One of the biggest changes that came with parenthood was the uneven division of roles and expectations in my marriage. Everyone will tell you marriage is about give and take, and it is. What they don’t tell you is that sometimes you have to give more than the other person, and sometimes you take more than they do. It’s never a perfect balance. Like most of life, it doesn’t always go the way you imagined it would.
Before we had kids, our marriage was fairly balanced. We took turns cooking, vacuuming, and doing dishes. We also did our own laundry — because I never folded my husband’s pants right. These days, standards have changed. Our laundry has significantly grown since the birth of our third child, and most days, my husband is just happy he even has clean pants. We went from being newlyweds with one pile to wash a week to having fifty tons of laundry every three days.

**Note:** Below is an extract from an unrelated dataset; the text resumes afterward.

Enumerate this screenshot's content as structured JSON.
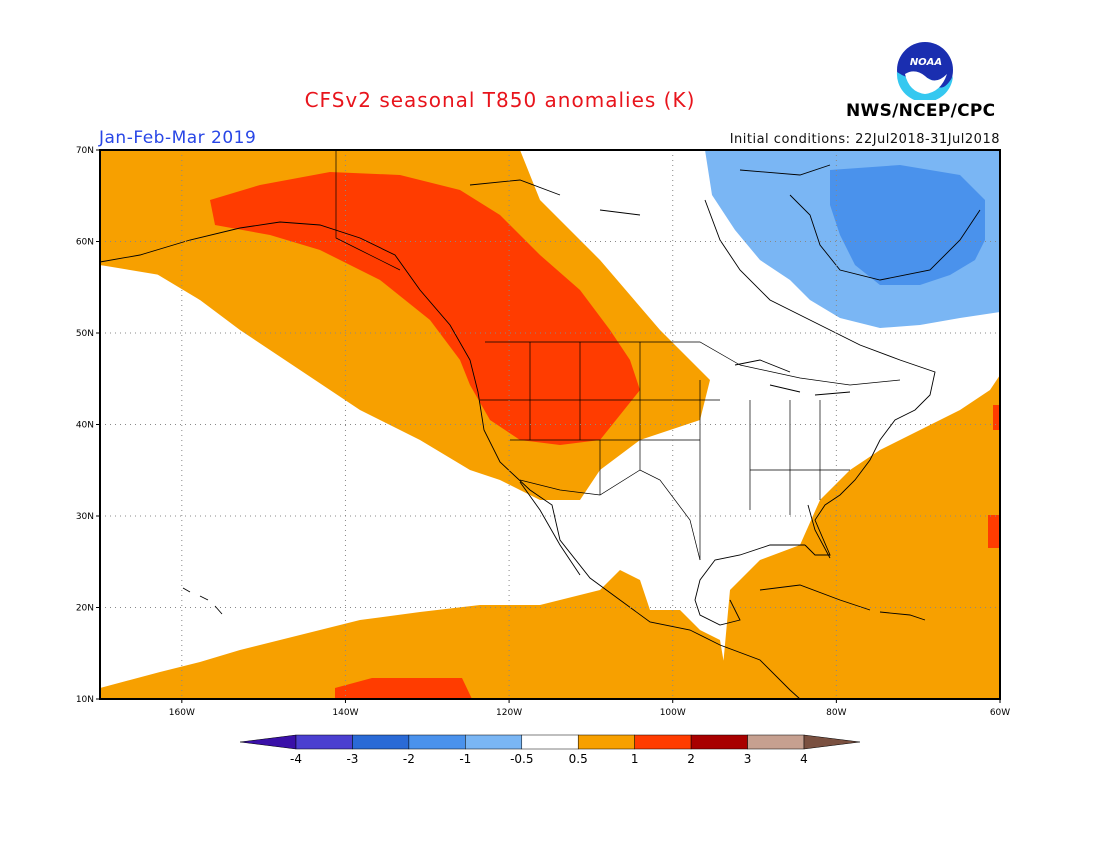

When I chose to stay home with our kids, the majority of the housework fell on my shoulders, and the majority of the finances on my husband’s. And since I was no longer a player on Team Financial, it was up to him to make enough money to keep us afloat. On the flip side, keeping our entire house presentable was no easy feat — and by presentable, I mean not on fire. With three hurricanes storming around our house most days, it would be easier to clean a Los Angeles landfill.
I mourned the loss of the house chore equality we had in early in marriage because, holy crap, we have a ton of dishes. I’d sell my last cup of hot coffee to get that turn-taking deal back. Time and kids bring exhaustion and wear, and we fall into the routines and roles that we have to — and most likely don’t want to. I felt like I had assumed the role of doing everything except making the money. I was tired of cleaning up spills and pee stains on the carpet and couch. When my husband wouldn’t help clean up after dinner, or at least load the dishwasher, I would get agitated.
For four years, I complained about how I had to do everything in our house with little to no help.
Then one afternoon I realized that I was being ridiculous. I wasn’t getting anywhere by getting upset over the uneven division of household chores — aside from traveling down the fast lane of resentment and negativity. I realized my husband was doing his fair share, and there is simply no way it’s possible to divide housework 50/50 at this point in our lives. He helps when he can, when I ask, or when he sees I need it. And I should add that he has no expectations of what I should do around the house, except making sure the kids are alive.
The reality is that no one’s role is balanced. Life is like a freeway at rush hour: Everything is moving 70 miles per hour, and every “job” that has to be done is important for the flow of traffic. That is why I stopped complaining and just started doing what needed to be done. I take out the trash without a grumble because I know if I wait for my husband to do it, there’s a good chance he’ll forget. And if I were to stop and wait for someone else to do it, there’s a strong chance the housework wouldn’t get done for awhile. Dishes would stack up until we were out of utensils and plates, laundry would pile until everyone was roaming around wearing a single sock and with underwear on inside-out.
For me and my family, things seem to run a lot smoother when I just handle things as they pop up — even if it means doing something that isn’t my job. Do I like taking out the trash? No. Do I like doing most of the housework? No. But the reality is, I can finish the dishes in 30 minutes instead of using that time to argue about who has more to do and why no one ever does the dishes but me. It means saving valuable time on arguing and instead using it to enjoy a glass of wine on the patio or read an extra bedtime story to my kids. It means not ending the day in a bad mood. The faster I load the dishes, the sooner I can tackle the laundry pile that will, no doubt, sit until I fold it or until everyone has gone through it looking for clean clothes. And, well, it’ll also give me a little more time to figure out how to fold my husband’s pants.